Shaking off the gloom as the weather improved, Sue began to jog the Greenbelt that tracked the  gray-green, swollen Boise River. Maybe she was wrong about her husband. Jeb was not Lucifer, not immortal; perhaps it had all been a misunderstanding.
A bike zipped past Sue as she padded along the trail. She looked ahead and watched as the biker paused at the pedestrian bridge. He was tall, lanky and wearing a helmet with dark glasses. The biker looked back at her and smiled. Sue gasped. It was her husband,Jeb.
A few weeks later, Rosie Greef stood at the pink bungalow's front door and rang the bell once again. Rosie was short, rotund, with flaming red hair and small blue, darting eyes. Her tenants were two weeks behind and a young, mysterious couple tardy with the rent was a warning. She tried the bell, then took out her key and opened the door into the dark living room, calling out softly.

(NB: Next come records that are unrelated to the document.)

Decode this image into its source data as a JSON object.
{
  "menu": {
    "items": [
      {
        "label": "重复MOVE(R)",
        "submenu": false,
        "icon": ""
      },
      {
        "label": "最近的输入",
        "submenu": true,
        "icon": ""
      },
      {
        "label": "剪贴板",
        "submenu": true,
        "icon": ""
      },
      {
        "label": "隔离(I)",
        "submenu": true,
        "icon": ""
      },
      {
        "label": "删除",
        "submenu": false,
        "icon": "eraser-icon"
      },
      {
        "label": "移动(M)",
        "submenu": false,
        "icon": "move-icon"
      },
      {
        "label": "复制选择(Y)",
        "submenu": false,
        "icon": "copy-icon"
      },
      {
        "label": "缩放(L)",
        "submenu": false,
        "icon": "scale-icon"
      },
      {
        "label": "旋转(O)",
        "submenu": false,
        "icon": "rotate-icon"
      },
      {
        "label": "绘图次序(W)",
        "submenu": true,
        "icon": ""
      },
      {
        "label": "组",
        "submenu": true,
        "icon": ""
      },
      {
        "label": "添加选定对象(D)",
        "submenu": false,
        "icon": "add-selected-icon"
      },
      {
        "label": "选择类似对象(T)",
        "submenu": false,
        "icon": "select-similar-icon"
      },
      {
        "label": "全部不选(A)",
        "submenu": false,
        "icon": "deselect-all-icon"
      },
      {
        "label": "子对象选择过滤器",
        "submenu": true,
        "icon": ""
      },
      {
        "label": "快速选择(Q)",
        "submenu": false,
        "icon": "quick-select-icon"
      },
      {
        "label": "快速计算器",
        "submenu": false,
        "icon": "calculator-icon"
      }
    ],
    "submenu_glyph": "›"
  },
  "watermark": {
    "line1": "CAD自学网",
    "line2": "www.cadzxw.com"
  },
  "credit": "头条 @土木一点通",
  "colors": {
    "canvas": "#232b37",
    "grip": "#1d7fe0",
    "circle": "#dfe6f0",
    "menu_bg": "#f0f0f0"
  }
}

 Rosie paused as her eyes adjusted. There was someone one beyond the living room standing in the bedroom door. She opened her mouth, but then clapped her hand to her face. It was a dangling body, hanging through the pull-down door that led to the small attic.
Today the cute, pink bungalow in East Boise is on the market. There are odd stories that the girlfriend vanished and her boyfriend hanged himself from the attic.There are murmurs of spirits, so the house sits forlorn and empty, waiting for the next tenant.